In that case, the police are assisting public health officials when a disease or virus is spreading and the intention is to keep people safe.

rcmp response

Smith took his concerns to Pastor James Coates. His Gracelife Church near Edmonton was shut down by police after it repeatedly held church services contrary to public health orders that were in place at the time.

In a statement, the RCMP’s K Division for Alberta said: “The RCMP were present as a supporting agency during the Alberta Health Service Public Health Inspector’s investigation. Any enforcement carried out by the RCMP is carried out under the authority of the Public Health Act I went. “

A man in a tie.
Eric Adams, who teaches at the University of Alberta Law School, said the rule of law would be at risk if police officers were to step back from doing their jobs. (Eric M. Adams)

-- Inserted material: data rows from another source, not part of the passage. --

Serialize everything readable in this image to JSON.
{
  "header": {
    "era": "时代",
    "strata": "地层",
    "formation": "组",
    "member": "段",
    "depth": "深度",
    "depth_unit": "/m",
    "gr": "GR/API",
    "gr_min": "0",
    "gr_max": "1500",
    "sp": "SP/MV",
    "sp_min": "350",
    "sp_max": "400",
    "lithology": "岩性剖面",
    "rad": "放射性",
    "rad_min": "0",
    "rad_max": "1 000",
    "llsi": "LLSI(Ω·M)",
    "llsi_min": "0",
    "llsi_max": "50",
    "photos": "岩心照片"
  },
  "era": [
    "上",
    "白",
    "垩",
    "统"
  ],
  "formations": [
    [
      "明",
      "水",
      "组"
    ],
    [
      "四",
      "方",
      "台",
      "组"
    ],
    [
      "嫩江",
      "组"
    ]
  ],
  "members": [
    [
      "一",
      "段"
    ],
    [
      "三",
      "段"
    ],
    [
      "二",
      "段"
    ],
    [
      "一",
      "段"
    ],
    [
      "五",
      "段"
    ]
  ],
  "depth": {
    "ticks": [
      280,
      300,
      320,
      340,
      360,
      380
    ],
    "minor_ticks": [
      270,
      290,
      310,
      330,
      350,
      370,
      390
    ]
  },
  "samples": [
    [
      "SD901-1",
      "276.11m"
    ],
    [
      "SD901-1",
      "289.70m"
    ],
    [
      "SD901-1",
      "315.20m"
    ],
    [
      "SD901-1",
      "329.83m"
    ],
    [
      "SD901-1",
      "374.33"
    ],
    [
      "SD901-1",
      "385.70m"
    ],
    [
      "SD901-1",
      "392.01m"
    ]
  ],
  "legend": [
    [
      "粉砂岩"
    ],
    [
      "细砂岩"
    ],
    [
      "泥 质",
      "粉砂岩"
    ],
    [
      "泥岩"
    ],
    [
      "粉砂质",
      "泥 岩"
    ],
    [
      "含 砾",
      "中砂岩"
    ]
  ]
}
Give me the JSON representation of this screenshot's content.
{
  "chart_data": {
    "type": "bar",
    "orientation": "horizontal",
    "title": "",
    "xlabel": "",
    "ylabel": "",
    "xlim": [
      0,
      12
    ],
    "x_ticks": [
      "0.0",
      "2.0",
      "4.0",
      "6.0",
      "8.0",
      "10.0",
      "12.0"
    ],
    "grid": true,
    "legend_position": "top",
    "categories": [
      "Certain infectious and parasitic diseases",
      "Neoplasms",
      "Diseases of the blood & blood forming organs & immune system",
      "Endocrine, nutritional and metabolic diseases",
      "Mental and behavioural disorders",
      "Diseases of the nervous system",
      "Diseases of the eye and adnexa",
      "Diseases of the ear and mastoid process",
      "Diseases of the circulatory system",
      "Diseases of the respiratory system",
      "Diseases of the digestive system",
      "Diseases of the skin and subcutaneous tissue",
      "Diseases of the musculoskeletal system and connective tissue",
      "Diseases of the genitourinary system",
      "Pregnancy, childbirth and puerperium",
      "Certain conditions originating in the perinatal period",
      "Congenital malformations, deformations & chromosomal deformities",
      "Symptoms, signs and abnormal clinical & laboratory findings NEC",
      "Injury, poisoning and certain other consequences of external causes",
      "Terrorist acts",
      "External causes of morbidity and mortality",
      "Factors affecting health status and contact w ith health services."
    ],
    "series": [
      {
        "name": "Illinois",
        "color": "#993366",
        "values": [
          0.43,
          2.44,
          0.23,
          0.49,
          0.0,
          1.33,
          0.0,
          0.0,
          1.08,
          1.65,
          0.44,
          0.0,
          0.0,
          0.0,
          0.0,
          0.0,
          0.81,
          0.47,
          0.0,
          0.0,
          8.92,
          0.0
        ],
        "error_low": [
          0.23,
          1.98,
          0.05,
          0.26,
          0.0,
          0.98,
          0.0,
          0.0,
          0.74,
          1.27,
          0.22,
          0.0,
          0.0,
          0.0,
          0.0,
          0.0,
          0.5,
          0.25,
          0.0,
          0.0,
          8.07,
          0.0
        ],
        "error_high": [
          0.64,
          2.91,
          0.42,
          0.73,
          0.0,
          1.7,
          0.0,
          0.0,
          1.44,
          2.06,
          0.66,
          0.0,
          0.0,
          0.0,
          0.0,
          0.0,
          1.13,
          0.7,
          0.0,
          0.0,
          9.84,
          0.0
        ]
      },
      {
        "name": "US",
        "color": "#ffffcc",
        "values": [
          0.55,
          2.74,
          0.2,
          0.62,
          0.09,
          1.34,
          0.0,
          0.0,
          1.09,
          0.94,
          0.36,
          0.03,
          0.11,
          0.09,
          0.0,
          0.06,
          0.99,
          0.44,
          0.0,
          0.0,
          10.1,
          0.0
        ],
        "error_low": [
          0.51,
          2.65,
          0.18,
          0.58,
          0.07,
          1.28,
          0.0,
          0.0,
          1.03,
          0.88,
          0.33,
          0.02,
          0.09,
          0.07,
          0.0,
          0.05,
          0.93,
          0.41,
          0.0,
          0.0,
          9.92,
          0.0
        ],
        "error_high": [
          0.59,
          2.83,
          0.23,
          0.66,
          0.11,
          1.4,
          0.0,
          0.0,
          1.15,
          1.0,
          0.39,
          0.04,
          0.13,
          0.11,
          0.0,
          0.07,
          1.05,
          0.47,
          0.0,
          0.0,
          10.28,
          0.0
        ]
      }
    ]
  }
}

A provincial court judge in 2021 rejected Coates’ argument that Section 176 had been violated by health and law enforcement officials.

“Nothing about the December 20 conduct of the AHS or the RCMP violates Section 176 of the Criminal Code, which prohibits obstructing a religious service. Arguments to the contrary conflict with the facts of the case. Section Doesn’t dig ditches around 176 places to stop enforcement of laws being repeatedly broken.”

Asked to explain her comments during a Monday news conference in Calgary, Smith did not address the situation or why she feels that way.

“What I will say is that I know the NDP is constantly bringing out grainy videos of things that I’ve said in the past or that other candidates have said.”

legislative limited opposition

Trevor Harrison, a political sociologist at the University of Lethbridge, said that this kind of political thought is actually a kind of American populism.

Harrison said, “To bring up the idea that police officers were actually at fault and breaking the law, I’ve never heard that in Canadian political discourse.”

A woman stands on the stage and speaks.
Daniel Smith speaks at a UCP leadership candidates debate in Medicine Hat, Alta., last July. (Jeff McIntosh/The Canadian Press)

Harrison said that this is about any time political leaders believe that the police should be aligned with their worldview of a situation, which introduces an arbitrary element to the rule of law.

Harrison noted that the UCP government, under Jason Kenney, brought in legislation to limit protests around critical infrastructure such as pipelines.

But when the busy highway between Montana and Alberta was blocked in Coates in 2022, some UCP legislators showed their support for the protesters.